Barrie Rutter, very wisely, seeks to play up the comedy and dial down any tragedy. Jacobean comedy by now had become a little more sophisticated when compared to WS’s earlier comedies which, in the main exchanges between the “courtly” posher characters, encourages a more knowing air. This does mean that by the time we get to the end we don’t really care about the death of Arcite. It also places a little less weight on the gay sub-text of Palamon and Arcite’s friendship and when Emilia is graphically remembering her friend Favina. The two male characters, like Demetrius and Lysander in Dream are pretty similar though here the performances and build of our two created some distinction. The exchanges between Emilia and Hippolyta and Hippolyta and Theseus are similarly “flat”.

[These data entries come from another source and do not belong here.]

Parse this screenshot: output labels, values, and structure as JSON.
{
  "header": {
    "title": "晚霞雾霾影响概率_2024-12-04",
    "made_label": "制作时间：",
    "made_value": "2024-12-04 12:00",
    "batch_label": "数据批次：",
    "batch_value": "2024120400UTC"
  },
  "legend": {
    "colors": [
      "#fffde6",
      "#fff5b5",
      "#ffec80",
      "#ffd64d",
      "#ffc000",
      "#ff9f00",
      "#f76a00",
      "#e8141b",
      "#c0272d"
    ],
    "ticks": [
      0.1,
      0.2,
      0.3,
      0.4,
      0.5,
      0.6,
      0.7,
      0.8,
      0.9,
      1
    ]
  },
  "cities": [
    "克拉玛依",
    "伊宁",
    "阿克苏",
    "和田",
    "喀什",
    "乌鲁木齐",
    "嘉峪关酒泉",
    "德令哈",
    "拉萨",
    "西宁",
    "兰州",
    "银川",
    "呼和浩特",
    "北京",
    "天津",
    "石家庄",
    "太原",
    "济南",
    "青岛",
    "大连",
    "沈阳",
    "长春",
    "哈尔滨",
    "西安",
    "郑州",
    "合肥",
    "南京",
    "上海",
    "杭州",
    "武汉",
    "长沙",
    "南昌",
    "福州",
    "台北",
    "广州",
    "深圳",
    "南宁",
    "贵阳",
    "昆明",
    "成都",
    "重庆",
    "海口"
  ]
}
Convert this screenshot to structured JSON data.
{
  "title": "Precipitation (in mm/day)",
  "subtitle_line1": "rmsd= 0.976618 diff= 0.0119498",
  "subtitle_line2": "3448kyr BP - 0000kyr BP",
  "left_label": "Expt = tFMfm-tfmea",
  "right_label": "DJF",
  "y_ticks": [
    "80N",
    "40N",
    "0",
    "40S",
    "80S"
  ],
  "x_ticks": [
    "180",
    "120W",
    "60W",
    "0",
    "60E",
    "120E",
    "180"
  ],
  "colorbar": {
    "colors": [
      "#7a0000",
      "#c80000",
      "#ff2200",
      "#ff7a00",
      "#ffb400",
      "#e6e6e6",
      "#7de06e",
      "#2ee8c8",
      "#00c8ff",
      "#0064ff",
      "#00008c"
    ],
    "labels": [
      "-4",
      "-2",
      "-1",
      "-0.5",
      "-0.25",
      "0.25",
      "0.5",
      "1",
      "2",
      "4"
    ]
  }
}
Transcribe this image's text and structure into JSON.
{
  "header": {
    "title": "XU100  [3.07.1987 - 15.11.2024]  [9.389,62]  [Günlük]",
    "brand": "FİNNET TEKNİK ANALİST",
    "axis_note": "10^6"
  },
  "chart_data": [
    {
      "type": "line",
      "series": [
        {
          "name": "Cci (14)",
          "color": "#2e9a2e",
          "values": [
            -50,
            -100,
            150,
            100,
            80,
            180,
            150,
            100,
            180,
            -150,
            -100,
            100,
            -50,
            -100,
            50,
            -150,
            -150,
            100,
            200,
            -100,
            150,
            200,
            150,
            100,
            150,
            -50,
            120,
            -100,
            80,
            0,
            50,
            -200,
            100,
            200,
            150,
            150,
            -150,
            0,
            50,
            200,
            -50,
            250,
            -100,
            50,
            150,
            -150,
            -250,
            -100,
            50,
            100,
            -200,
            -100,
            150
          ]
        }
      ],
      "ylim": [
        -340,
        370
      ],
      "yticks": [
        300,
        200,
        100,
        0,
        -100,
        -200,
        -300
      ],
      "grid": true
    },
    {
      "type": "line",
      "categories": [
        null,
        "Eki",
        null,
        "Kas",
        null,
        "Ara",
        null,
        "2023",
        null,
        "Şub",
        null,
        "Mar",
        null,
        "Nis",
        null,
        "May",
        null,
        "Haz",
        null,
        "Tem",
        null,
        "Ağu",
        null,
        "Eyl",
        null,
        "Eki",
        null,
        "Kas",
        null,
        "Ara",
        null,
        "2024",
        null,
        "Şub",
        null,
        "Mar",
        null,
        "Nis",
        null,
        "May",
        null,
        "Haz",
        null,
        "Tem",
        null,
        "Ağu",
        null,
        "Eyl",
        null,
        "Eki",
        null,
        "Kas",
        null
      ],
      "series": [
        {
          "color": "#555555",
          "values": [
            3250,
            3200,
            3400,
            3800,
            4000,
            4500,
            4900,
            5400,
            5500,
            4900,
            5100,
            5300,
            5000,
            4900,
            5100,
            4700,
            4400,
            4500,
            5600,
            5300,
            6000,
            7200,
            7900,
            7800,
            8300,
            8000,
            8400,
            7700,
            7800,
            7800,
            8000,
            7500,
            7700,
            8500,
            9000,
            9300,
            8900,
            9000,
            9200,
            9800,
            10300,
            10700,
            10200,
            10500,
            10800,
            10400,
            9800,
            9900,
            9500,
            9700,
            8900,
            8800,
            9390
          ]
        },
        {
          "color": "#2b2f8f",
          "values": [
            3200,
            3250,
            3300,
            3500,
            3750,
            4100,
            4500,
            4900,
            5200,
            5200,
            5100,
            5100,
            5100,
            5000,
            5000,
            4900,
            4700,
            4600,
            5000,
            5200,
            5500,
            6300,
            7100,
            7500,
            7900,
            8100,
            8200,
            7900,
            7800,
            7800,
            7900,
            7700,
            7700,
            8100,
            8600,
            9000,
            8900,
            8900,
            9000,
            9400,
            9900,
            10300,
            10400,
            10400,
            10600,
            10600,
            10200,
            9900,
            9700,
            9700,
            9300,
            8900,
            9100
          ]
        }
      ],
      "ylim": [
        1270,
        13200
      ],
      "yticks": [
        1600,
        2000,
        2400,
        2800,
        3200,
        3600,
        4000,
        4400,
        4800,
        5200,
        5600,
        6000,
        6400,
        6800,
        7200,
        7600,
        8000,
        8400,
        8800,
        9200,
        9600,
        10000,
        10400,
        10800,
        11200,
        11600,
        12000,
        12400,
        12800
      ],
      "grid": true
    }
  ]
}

All this means that the undoubted star of the show is the Jailer’s Daughter who has plenty of opportunity to shine and shine she does here. Francesca Mills is a wonderful actress and this performance makes a strong case for adding the Jailer’s Daughter to the list of “rounded” comic A-listers in Shakespeare’s roster. OK so maybe not up there with Falstaff and Malvolio but the equal of Bottom surely. Ms Mills has natural comic timing, amazing energy and was able to convey the Daughter’s “love-sickness” convincingly and sympathetically. Her diction, through the perfectly judged “northern” accent was natural and clear, and she conveyed real passion, not the sometimes rather pathetic attachment of other Shakespeare women.
Mr Rutter has ensured that music plays a big part in this production enlisting the skills of genius folk composer Eliza Carthy, choreographer Ewan Wardrop and a band led by Andy Moore who get properly involved. He has also cast Matt Henry as Pirithous, Theseus’s bosom buddy, who is, by trade, a scion of musical theatre and it shows, as he provides the backbone to key musical interludes. The final ensemble set piece is properly, joyously, foot-tapping to the point where I forgot my aches and pains and left the Globe smiling.
Which, I can assure you, doesn’t always happen.